Hey Clinton, this looks very interesting and given this is your first java experience pretty impressive too. I am not sure how expensive this filter in practice will be but given that you can do stuff you can't do with any of the other filters I think folks just have to pay the price here. I like that all patterns operate on the same CharSequence and that you are setting offsets right. Cool stuff! 
                
> Pattern token filter which emits a token for every capturing group
> ------------------------------------------------------------------
>
>                 Key: LUCENE-4766
>                 URL: https://issues.apache.org/jira/browse/LUCENE-4766
>             Project: Lucene - Core
>          Issue Type: New Feature
>          Components: modules/analysis
>    Affects Versions: 4.1
>            Reporter: Clinton Gormley
>            Assignee: Simon Willnauer
>            Priority: Minor
>              Labels: analysis, feature, lucene
>             Fix For: 4.2
>
>         Attachments: LUCENE-4766.patch
>
>
> The PatternTokenizer either functions by splitting on matches, or allows you to specify a single capture group.  This is insufficient for my needs.
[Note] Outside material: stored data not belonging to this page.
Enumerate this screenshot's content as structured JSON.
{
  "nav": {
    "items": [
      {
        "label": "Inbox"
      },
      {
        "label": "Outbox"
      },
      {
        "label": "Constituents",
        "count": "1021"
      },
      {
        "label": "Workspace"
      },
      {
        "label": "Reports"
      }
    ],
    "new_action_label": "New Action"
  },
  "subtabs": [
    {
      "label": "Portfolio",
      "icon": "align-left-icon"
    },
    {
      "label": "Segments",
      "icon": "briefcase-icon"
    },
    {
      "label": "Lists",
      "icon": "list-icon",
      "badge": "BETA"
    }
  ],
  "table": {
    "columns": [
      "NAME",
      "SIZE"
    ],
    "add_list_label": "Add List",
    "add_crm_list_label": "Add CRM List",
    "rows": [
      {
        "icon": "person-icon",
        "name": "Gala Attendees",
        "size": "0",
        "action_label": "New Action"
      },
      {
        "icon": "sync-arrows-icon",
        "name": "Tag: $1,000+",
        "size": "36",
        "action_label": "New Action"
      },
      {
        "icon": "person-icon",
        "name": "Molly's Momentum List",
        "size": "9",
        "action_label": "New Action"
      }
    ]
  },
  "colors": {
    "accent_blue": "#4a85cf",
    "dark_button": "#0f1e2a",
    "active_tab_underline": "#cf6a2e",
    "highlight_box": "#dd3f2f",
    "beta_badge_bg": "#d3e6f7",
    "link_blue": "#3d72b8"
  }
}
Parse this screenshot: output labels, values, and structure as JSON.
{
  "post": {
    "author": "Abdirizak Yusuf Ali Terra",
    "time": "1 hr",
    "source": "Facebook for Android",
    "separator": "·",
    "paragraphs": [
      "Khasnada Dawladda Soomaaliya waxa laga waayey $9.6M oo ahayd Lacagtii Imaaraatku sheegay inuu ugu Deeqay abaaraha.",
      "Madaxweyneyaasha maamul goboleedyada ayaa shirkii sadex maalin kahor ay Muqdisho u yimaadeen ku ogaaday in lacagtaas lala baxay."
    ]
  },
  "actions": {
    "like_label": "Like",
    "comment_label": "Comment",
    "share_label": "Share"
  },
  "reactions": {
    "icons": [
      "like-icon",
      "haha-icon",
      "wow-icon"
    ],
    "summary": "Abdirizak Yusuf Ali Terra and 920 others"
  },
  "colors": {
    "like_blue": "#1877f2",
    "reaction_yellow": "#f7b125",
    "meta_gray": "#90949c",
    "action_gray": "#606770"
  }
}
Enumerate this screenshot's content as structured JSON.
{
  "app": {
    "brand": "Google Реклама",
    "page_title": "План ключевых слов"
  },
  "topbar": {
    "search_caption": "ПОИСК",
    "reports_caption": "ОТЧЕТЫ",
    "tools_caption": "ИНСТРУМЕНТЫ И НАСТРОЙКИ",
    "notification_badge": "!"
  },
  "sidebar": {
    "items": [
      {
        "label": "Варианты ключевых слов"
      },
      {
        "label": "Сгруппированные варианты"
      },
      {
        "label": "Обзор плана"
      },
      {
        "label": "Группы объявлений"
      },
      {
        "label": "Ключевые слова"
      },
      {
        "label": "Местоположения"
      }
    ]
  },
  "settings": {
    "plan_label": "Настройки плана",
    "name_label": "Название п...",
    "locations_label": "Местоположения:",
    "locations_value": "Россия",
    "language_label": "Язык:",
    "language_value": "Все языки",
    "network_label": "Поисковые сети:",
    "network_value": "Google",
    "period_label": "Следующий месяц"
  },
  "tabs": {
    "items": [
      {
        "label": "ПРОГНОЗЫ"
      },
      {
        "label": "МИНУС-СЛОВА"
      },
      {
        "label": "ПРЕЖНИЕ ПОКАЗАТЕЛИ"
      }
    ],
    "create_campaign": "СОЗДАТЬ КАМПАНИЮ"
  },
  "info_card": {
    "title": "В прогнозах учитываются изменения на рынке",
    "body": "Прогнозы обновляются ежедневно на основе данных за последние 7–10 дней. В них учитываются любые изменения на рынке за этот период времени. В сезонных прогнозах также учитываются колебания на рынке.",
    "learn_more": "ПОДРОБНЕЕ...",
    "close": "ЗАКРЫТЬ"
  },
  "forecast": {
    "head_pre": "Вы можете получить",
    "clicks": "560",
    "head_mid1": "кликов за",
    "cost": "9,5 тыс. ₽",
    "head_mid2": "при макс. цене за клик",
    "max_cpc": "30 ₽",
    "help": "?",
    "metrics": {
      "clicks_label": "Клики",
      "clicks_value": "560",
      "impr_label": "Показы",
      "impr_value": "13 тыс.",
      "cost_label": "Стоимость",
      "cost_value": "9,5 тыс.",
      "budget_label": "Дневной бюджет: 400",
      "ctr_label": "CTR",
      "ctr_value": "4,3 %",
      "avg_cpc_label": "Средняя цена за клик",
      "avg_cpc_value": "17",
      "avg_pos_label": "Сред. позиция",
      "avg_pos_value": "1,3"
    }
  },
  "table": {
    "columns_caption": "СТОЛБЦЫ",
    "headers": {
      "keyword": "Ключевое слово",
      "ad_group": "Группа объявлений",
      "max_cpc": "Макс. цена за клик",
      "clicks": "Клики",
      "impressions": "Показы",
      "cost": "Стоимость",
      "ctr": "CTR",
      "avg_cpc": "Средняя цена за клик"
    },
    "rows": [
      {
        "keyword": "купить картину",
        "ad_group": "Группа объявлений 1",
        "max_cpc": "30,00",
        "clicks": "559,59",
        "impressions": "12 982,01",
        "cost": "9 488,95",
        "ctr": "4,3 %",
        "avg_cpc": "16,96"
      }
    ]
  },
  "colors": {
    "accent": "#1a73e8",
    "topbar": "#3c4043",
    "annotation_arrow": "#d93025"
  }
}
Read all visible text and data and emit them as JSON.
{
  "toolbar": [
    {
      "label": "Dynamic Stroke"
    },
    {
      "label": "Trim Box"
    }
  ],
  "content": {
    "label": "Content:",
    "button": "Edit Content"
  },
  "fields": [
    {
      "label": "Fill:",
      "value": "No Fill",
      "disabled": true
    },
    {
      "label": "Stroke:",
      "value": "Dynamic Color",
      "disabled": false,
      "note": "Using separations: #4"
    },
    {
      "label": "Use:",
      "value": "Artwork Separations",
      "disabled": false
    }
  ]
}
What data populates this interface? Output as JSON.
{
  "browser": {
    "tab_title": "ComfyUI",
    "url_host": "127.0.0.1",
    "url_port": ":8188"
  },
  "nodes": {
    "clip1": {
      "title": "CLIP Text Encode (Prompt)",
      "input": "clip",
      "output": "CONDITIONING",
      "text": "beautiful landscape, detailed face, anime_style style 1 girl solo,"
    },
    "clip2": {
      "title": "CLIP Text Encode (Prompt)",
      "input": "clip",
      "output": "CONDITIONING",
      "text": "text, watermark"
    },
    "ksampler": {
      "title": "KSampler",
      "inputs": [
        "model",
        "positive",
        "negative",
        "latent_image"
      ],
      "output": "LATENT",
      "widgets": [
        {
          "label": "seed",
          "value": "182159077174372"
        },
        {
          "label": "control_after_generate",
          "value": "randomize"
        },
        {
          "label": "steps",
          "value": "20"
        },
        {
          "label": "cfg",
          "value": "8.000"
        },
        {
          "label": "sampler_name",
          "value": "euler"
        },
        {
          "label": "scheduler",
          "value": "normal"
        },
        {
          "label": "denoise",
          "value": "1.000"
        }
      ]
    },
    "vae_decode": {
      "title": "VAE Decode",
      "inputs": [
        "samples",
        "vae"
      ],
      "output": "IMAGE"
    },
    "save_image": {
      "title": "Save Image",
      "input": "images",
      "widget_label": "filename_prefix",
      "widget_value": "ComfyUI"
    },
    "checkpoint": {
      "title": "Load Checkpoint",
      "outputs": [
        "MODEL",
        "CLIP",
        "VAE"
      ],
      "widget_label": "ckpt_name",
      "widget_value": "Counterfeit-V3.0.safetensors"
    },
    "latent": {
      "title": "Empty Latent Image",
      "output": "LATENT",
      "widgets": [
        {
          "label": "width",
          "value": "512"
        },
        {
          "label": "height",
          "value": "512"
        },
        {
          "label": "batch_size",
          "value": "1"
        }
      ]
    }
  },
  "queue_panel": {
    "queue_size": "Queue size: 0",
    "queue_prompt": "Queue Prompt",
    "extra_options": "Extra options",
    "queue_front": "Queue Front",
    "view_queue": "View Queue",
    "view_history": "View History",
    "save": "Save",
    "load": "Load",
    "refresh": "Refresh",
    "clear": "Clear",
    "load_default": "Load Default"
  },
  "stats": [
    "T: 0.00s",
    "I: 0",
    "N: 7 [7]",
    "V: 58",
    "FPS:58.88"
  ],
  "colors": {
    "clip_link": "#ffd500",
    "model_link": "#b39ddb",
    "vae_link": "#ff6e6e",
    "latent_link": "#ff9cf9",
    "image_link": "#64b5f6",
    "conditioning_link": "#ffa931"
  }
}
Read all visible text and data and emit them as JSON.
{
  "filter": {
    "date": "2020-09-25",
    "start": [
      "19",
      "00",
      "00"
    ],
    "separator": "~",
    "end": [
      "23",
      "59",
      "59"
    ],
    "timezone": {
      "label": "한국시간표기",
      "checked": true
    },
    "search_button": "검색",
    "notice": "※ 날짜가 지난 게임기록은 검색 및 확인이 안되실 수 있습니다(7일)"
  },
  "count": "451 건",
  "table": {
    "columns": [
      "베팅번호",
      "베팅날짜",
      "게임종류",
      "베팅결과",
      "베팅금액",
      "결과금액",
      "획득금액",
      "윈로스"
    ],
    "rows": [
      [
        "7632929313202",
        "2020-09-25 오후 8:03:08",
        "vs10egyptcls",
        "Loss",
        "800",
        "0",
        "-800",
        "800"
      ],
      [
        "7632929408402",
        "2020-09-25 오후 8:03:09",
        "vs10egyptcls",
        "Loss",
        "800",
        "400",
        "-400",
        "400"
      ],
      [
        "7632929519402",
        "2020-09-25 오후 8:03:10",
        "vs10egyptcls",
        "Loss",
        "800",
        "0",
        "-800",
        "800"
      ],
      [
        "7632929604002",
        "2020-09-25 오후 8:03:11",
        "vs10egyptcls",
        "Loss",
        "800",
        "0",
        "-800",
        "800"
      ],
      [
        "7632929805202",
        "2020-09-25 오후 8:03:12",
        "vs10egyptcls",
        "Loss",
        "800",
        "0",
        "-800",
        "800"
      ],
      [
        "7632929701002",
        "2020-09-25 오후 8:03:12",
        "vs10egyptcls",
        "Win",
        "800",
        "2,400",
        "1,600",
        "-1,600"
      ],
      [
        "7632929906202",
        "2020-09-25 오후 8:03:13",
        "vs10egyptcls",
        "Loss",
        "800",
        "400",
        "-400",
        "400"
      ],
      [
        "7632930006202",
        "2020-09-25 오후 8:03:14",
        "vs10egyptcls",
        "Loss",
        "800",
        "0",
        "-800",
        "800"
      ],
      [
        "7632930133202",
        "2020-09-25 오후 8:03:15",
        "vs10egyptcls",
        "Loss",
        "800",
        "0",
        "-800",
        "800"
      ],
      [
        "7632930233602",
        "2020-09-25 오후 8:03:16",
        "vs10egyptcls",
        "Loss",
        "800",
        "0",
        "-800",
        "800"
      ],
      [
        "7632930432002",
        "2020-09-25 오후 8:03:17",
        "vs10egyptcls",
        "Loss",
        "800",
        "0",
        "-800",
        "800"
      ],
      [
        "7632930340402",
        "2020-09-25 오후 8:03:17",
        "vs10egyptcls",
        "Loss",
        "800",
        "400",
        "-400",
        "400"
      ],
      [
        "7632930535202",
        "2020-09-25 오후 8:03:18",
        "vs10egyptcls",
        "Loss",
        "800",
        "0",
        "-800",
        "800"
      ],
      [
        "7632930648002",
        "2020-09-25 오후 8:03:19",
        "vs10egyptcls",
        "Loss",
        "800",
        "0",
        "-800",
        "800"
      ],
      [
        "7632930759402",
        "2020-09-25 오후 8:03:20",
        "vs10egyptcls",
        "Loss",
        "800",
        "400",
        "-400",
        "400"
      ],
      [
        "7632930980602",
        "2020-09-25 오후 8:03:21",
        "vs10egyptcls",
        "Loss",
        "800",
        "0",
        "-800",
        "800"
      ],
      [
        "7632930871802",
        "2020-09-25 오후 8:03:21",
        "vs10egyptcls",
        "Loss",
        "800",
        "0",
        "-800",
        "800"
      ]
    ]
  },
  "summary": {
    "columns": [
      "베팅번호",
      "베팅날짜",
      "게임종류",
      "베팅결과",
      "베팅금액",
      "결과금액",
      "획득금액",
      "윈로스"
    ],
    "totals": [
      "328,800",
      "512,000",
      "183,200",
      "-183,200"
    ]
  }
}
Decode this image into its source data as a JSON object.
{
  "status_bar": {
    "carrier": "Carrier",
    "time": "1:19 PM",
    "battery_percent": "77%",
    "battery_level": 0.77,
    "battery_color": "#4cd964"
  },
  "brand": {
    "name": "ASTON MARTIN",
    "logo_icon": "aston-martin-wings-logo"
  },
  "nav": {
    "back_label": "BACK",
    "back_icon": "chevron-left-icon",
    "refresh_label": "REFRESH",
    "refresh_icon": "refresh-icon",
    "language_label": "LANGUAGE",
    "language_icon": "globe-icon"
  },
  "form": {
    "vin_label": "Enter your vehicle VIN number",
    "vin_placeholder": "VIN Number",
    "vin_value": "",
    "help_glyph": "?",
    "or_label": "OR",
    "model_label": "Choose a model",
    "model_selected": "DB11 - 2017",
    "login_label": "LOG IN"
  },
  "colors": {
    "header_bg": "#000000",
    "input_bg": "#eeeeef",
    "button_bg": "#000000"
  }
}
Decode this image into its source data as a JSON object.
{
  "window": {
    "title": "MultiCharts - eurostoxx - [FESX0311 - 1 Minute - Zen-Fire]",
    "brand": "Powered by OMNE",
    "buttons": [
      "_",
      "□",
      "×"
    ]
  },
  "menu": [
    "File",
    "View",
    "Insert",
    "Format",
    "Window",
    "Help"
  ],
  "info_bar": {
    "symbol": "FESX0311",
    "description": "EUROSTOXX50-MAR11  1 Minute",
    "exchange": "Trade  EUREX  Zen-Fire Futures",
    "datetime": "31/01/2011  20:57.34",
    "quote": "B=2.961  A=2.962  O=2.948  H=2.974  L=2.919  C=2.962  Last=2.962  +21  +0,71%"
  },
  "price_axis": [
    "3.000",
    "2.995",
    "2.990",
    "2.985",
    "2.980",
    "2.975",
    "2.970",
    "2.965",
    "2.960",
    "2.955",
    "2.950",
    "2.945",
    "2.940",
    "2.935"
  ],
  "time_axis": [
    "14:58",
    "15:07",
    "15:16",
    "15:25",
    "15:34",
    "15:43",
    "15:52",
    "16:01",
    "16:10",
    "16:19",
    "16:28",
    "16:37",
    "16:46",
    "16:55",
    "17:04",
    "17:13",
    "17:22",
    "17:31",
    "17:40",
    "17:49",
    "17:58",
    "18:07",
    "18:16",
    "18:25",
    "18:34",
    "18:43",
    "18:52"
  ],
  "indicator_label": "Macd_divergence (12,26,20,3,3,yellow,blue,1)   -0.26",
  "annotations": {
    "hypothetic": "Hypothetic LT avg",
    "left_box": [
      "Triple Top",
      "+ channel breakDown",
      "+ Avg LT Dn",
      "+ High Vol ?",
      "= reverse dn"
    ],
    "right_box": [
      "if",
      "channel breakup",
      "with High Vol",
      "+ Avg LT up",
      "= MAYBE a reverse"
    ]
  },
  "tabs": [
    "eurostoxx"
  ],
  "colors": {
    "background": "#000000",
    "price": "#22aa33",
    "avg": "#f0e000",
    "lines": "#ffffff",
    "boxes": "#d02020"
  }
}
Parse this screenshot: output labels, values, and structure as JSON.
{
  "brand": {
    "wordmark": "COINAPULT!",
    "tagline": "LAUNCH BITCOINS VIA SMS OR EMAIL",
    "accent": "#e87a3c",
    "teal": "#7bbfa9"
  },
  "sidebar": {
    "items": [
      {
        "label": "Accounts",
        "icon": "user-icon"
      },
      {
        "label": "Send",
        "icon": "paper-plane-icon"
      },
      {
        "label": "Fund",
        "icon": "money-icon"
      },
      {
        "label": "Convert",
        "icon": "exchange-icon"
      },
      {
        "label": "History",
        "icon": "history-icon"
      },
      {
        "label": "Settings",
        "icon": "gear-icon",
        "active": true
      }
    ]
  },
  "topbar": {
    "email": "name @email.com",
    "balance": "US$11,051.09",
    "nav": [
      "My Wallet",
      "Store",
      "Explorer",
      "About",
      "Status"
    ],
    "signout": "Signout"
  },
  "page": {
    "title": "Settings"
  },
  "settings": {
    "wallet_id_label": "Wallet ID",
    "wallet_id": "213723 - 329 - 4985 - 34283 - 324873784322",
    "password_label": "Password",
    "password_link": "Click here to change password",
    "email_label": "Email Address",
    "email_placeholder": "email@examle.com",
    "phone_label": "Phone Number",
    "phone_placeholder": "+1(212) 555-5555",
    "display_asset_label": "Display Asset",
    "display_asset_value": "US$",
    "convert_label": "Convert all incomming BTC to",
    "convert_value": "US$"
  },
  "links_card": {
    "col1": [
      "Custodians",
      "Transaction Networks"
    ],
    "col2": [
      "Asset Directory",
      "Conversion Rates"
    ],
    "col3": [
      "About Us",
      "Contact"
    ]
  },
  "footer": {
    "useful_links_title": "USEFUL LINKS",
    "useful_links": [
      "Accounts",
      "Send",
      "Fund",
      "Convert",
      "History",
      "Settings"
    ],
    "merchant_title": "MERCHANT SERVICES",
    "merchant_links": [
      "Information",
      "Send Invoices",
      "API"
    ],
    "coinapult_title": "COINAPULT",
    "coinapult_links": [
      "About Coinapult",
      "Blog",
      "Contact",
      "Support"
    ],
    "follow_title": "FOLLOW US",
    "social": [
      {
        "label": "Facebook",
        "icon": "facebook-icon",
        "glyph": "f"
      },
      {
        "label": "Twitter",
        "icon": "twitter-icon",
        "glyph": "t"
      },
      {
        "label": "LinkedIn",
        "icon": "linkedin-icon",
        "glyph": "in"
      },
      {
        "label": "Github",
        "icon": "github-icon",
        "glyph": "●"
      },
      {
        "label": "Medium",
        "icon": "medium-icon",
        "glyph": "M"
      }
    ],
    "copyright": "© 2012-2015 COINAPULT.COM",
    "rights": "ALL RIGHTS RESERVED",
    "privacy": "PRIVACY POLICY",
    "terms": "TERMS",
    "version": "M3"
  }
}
Quite often I want to capture multiple overlapping tokens in the same position.
> I've written a pattern token filter which accepts multiple patterns and emits tokens for every capturing group that is matched in any pattern.
> Patterns are not anchored to the beginning and end of the string, so each pattern can produce multiple matches.
> For instance a pattern like :
> {code}
>     "(([a-z]+)(\d*))"
> {code}
> when matched against: 
> {code}
>     "abc123def456"
> {code}
> would produce the tokens:
> {code}
>     abc123, abc, 123, def456, def, 456
> {code}
> Multiple patterns can be applied, eg these patterns could be used for camelCase analysis:
> {code}
>     "([A-Z]{2,})",
>     "(?<![A-Z])([A-Z][a-z]+)",
>     "(?:^|\\b|(?<=[0-9_])|(?<=[A-Z]{2}))([a-z]+)",
>     "([0-9]+)"
> {code}
> When matched against the string "letsPartyLIKEits1999_dude", they would produce the tokens:
> {code}
>     lets, Party, LIKE, its, 1999, dude
> {code}
> If no token is emitted, the original token is preserved. 
> If the preserveOriginal flag is true, it will output the full original token (ie "letsPartyLIKEits1999_dude") in addition to any matching tokens (but in this case, if a matching token is identical to the original, it will only emit one copy of the full token).
> Multiple patterns are required to allow overlapping captures, but also means that patterns are less dense and easier to understand.
> This is my first Java code, so apologies if I'm doing something stupid.